Я, смутившись, рассказал ему, что снимаю копию с некоего редкого эпиграфа. Что за жалкое состояние я тогда имел в сравнении с Муравьевым! Но именно в тот миг, вероятно, под влиянием рассуждений его, утвердилась во мне роковая решимость отослать незамедлительно ту незначительную скрижаль в Одесский музей, Бларамбергу. Быстро начеркав покаянную записку, я завернул камень и отдал посылку приятелю. Он, однако, не проявил к ней и капли высокомерия, так как и сам имел что пожертвовать коллекции, и в придачу тут же посоветовал обратиться к французу Карно, споро начертав на полях «Таймс» его адрес в старом Каире. Вообще, все порывистые действия, слова и жесты подчёркивали деятельную особу его ещё более того, к чему я привык, общаясь с ним ранее. Воистину, этот разносторонний человек обрёл на Востоке больше, нежели реликвии – себя. Лёгкость и непринуждённость, с которой он повествовал о своих деяниях и встречах, упоминая то Мегемета-Али, то правителя Иерусалима, то князя Вяземского, а то и самого императора, могли выдать его незнакомцу за субъекта, умудрённого годами и саном, в то время как передо мной, обжигаясь, прихлёбывал кофе совсем ещё молодой человек.

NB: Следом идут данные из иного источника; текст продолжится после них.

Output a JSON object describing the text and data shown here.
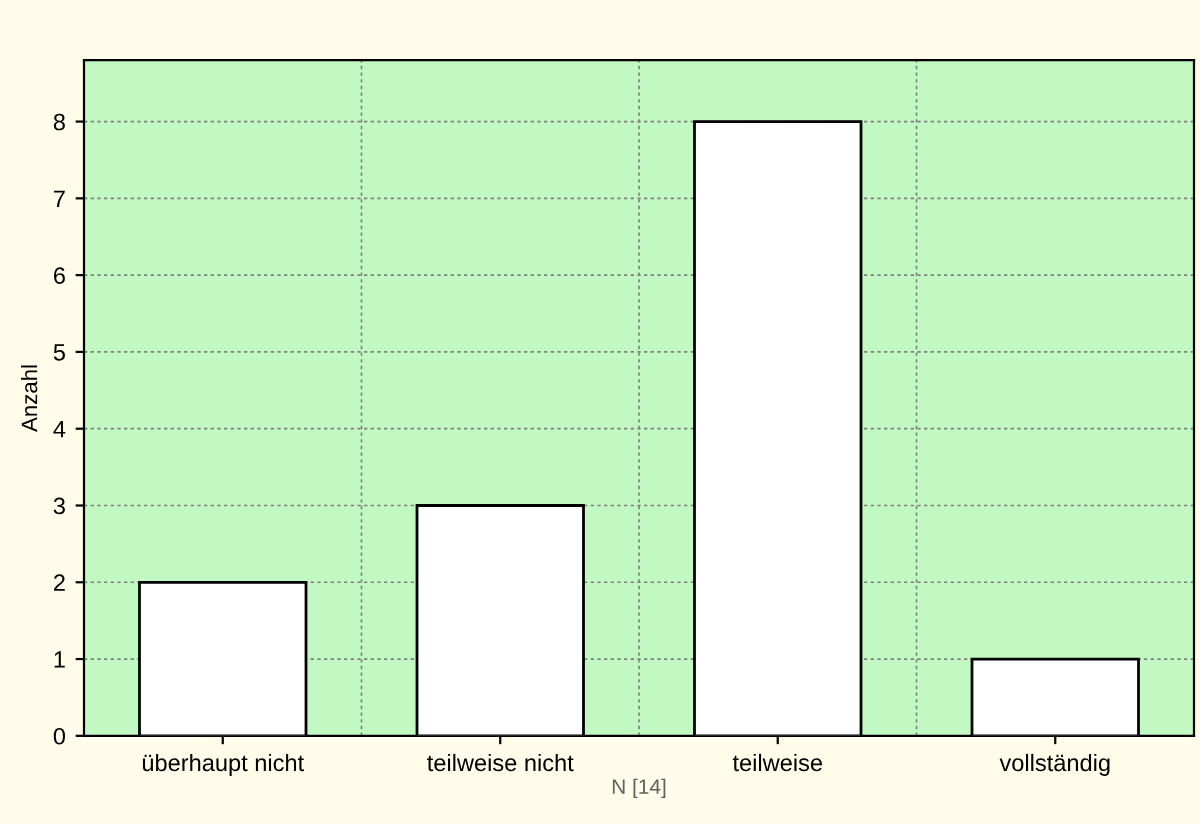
{
  "chart_data": {
    "type": "bar",
    "categories": [
      "überhaupt nicht",
      "teilweise nicht",
      "teilweise",
      "vollständig"
    ],
    "values": [
      2,
      3,
      8,
      1
    ],
    "color": "#ffffff",
    "ylabel": "Anzahl",
    "xlabel": "N [14]",
    "ylim": [
      0,
      8.8
    ],
    "yticks": [
      0,
      1,
      2,
      3,
      4,
      5,
      6,
      7,
      8
    ],
    "grid": true
  }
}
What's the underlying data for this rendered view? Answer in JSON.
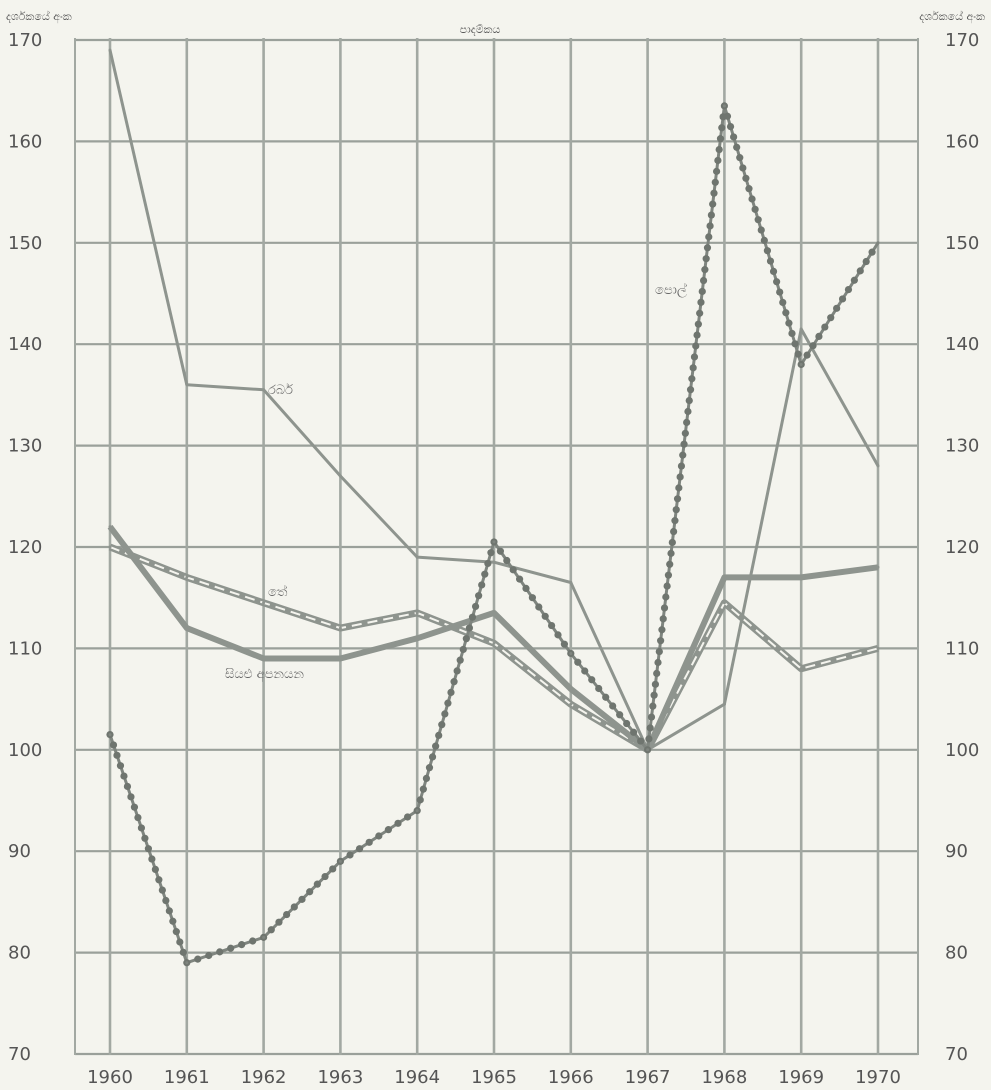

– Не беря в расчёт дамасских каббалистов, дрожащих над каждой чертой, сей галл всех более сведущ по части древнесемитских языков, – он протянул мне клочок оторванного листка. – К тому же, чего греха таить, стеснён в средствах. Используй этот всеобщий недуг, пока сам не заразился им. Тебе все карты в руки.
Подумать только! Его намётанный глаз различил мёртвый язык на изъеденной веками поверхности с одного лишь мимолётного взгляда. И здесь ни в чём не уступал он мне, хотя и не корпел над алфавитами древних народов. Немало других ценных советов дал он, но и некоторые несправедливые его слова остались в памяти. От зависти, что на Страстной Неделе ему посчастливилось находиться не то что в Иерусалиме – в самом Храме Гроба Господня, я, кажется, закатил глаза и издал что-то наподобие мычания сквозь стиснутые будто судорогой челюсти.
– Древности, древности… – он опрокинул финджан и, придвинувшись, зашептал: – они опасны! Берегись их. Знаешь, Рытин, историю перстня из Геркуланумов? Та самая Зинаида Волконская подарила его влюблённому в неё без ума и без надежды поэту Веневитинову. Тот уехал в Петербург и скончался спустя месяц. Кто-то догадался истолковать его стихи как завещание похоронить его вместе с этим перстнем – ибо, несмотря на его видимую невинность, никто не желал видеть на своей руке проклятую вещь с неведомыми письменами внутри.